People collect Ladybird books for a number of reasons and nostalgia certainly plays a large part. Cinderella is one of the best loved chilren’s stories and hence very popular. Another one to look out for is Six Adventures of Wonk from the 1940s, it has lovely illustrations of a little koala bear by Joan Kiddel-Monroe. This one is quite difficult to find and if you can get a first edition, complete with dust jacket in good condition you would need to pay around £100.
Ladybird books were published in themed series and many people like to collect by series. Many collectors like the Well Loved Tales series because it reminds them of their childhood when these might have been read to them as bedtime stories or the books were used to teach them to read. There was a grading system from level 1 (The Three Little Pigs) to level 3 (Beauty and the Beast).
Ladybird books were sold by the millions, so they are not difficult to find. Value is determined by edition and the condition of the book – as these books were owned by children you will often find scribbles and drawings on the pages, which would lower the value. While you would pay around £10 – £20 for a Ladybird book of a late run in average condition at a Collectors’ Fair, I have often seen them in Charity shops for quite a lot less.
Ladybird books were first printed by Wills & Hepworth in 1915 and the first titles were the size of large annuals. However, the real beginning of Ladybird books as we know them was at the beginning of the 2nd World War, with the first three titles: Bunnykins Picnic Party, The First Day of the Holidays and Ginger’s Adventures, being published in their small size and standard 52 pages. Although two shillings and sixpence seems a very small sum to us nowadays it was worth considerably more in the 1940s and many families would not have been able to afford them. Ladybird’s fortunes turned when they began to concentrate on educatiolal titles such as The Book of British Birds and their Nests. When they introduced the Ladybird Reading Scheme in 1964, in collaboration with literacy specialist William Murray, Ladybird became a household name.

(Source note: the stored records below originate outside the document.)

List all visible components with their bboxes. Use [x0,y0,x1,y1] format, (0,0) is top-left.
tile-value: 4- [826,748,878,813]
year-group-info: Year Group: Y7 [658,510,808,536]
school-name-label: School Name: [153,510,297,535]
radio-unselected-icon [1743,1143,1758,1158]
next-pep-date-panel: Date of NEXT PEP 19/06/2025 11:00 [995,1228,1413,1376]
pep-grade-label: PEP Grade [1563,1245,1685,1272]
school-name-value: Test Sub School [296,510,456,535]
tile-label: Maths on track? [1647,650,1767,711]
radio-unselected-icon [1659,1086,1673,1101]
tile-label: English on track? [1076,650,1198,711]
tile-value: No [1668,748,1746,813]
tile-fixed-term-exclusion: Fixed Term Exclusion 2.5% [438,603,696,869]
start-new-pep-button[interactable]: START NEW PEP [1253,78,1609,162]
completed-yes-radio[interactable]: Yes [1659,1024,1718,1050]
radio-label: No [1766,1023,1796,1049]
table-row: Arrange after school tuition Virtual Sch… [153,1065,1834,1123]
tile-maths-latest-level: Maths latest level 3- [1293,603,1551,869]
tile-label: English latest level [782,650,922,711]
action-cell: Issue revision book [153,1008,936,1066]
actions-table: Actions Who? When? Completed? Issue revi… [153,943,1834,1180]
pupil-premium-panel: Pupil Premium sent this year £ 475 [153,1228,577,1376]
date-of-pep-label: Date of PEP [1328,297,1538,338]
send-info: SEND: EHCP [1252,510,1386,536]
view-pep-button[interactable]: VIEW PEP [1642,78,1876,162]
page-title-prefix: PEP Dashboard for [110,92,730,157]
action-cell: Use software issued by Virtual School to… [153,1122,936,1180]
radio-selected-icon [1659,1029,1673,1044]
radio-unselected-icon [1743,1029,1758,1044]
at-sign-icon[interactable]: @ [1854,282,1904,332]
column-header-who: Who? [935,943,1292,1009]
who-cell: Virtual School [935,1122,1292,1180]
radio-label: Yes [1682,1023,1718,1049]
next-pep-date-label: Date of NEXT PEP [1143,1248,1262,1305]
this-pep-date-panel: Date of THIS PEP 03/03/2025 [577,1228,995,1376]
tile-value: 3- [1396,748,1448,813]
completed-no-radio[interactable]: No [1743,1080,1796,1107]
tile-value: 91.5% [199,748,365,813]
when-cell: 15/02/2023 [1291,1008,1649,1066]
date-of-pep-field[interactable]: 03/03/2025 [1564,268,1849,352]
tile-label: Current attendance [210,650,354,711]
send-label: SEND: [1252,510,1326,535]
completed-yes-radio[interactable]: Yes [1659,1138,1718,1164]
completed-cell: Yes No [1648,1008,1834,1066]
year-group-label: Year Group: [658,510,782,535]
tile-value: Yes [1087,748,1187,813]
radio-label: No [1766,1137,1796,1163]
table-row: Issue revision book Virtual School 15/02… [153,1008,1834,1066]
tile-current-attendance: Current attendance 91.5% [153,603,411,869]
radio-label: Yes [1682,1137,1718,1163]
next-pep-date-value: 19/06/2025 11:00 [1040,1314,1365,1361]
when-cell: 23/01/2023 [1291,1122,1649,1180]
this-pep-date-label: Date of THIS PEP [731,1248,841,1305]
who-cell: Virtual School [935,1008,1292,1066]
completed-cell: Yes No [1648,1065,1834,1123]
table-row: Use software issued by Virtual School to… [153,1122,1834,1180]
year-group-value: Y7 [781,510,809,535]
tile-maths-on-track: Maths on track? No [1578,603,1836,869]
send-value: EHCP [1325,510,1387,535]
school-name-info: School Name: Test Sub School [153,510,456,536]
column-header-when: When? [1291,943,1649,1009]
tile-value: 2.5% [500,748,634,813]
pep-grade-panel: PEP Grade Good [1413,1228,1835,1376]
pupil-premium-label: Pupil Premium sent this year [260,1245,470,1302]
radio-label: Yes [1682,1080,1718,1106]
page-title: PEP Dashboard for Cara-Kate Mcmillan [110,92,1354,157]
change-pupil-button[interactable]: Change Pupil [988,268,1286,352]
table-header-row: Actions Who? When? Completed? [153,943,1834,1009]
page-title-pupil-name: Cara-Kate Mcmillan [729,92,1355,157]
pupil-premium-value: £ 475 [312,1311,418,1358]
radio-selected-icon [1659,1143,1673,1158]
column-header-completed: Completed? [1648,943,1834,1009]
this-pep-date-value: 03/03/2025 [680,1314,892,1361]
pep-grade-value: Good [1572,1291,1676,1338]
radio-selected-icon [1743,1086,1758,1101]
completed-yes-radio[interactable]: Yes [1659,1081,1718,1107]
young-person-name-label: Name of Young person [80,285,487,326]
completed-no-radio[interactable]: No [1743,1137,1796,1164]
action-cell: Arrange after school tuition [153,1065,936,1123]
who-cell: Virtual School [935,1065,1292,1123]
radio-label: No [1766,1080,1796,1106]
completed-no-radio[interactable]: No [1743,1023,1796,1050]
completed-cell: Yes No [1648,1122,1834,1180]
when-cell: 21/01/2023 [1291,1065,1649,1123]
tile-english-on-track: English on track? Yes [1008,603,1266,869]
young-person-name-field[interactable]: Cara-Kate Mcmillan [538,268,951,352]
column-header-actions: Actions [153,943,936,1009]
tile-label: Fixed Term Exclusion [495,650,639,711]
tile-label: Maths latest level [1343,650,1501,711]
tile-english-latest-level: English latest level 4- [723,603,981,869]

If you want to start collecting Ladybird books there are a few pointers on how you identify the more valuable from those of lesser value. If you are after first editions don’t be mislead by the term ‘first published’, this is no guarantee that you have a first edition. Being able to identify dates is a great help – the logo changed in 1961 from an open winged flying ladybird to the closed wing logo. There are no dust jackets after 1965 and the books were issued with matt board covers so, if you find a pre-decimal price printed on a matt board cover, it would have been published between 1965 and 1970 – the post 1970 price would have been 12p.

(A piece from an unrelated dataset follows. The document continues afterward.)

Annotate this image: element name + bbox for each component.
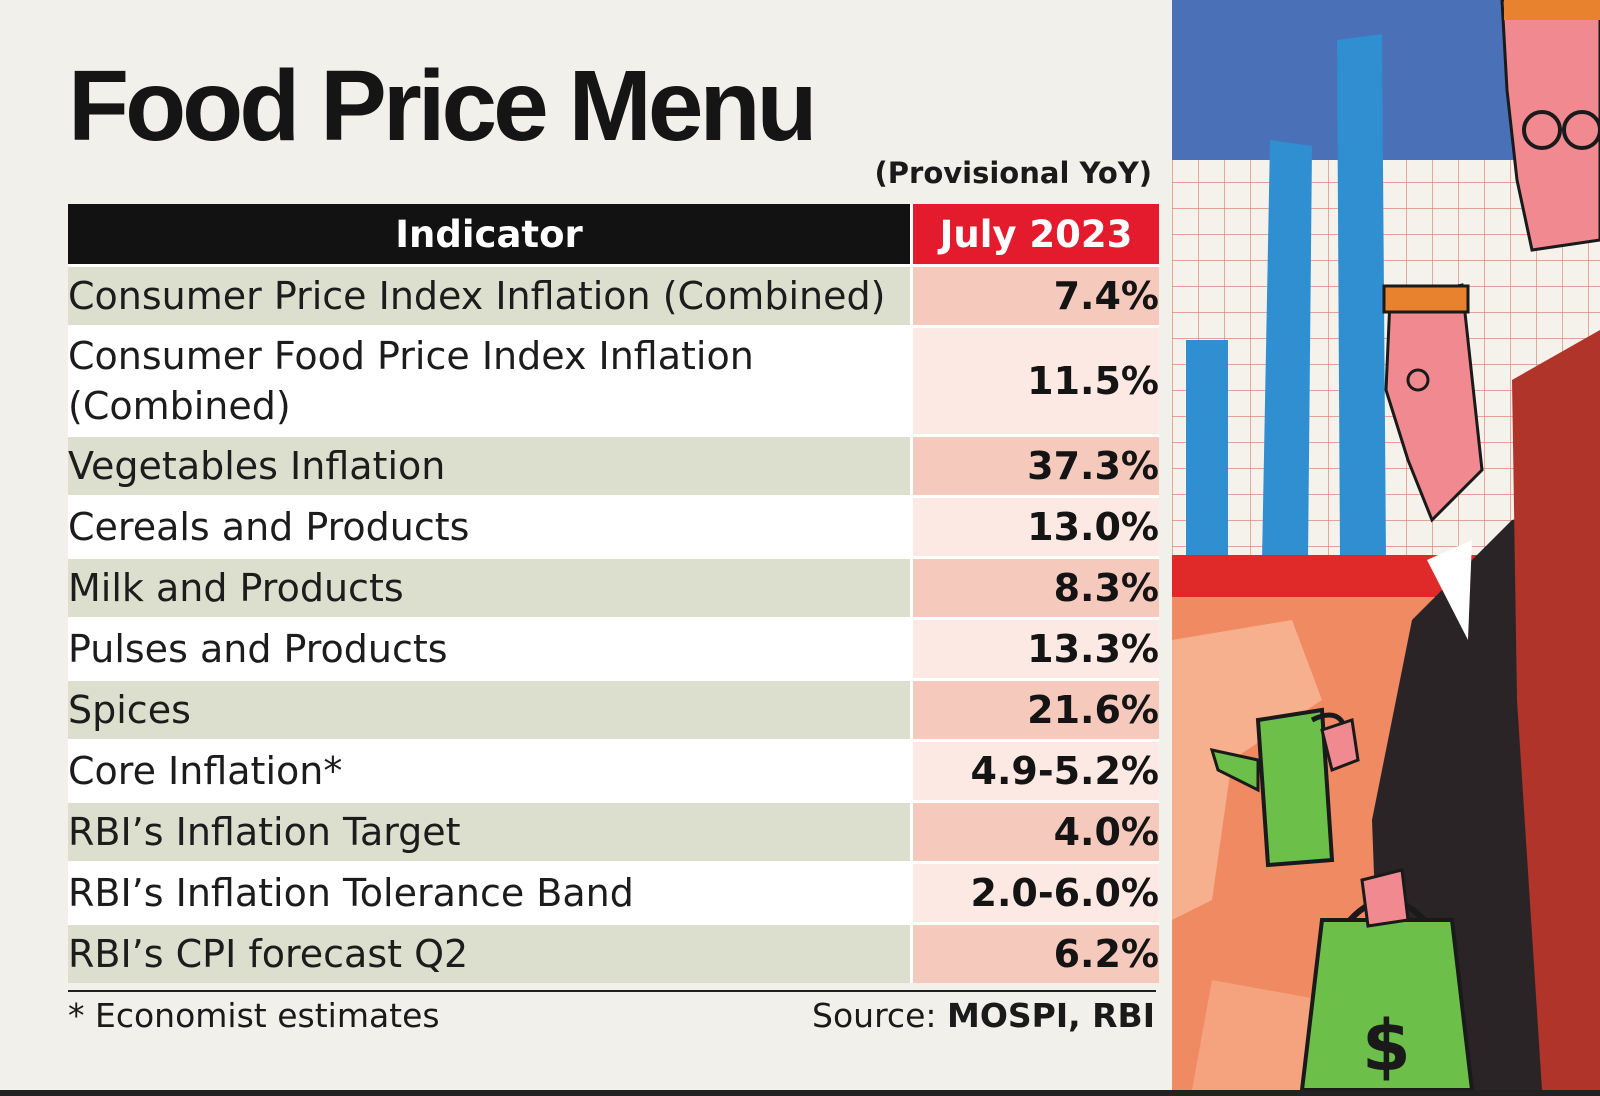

One of the most sought after series is the ‘How it Works’ series, which manages to dissect complex science and present them as easily understandable facts for children. Books from this series were not just read by children, Thames Valley Police were so impressed with the instructions in The Motor Car which was published in 1965, that they used it for training Police drivers. The 1979 revised edition of The Computer is said to be in the library of the British Governments Communication Headquarters.
There are many approaches to collecting Ladybird Books – you can collect by edition, by series, by decade – the possibilities are endless. Antique and Collectors’ Fairs are always a good place to find them and you are quite likely to find a bargain at Charity shops or car boot sales. As the prices are relatively low this would be a good niche for someone who is ‘collecting’ for the first time.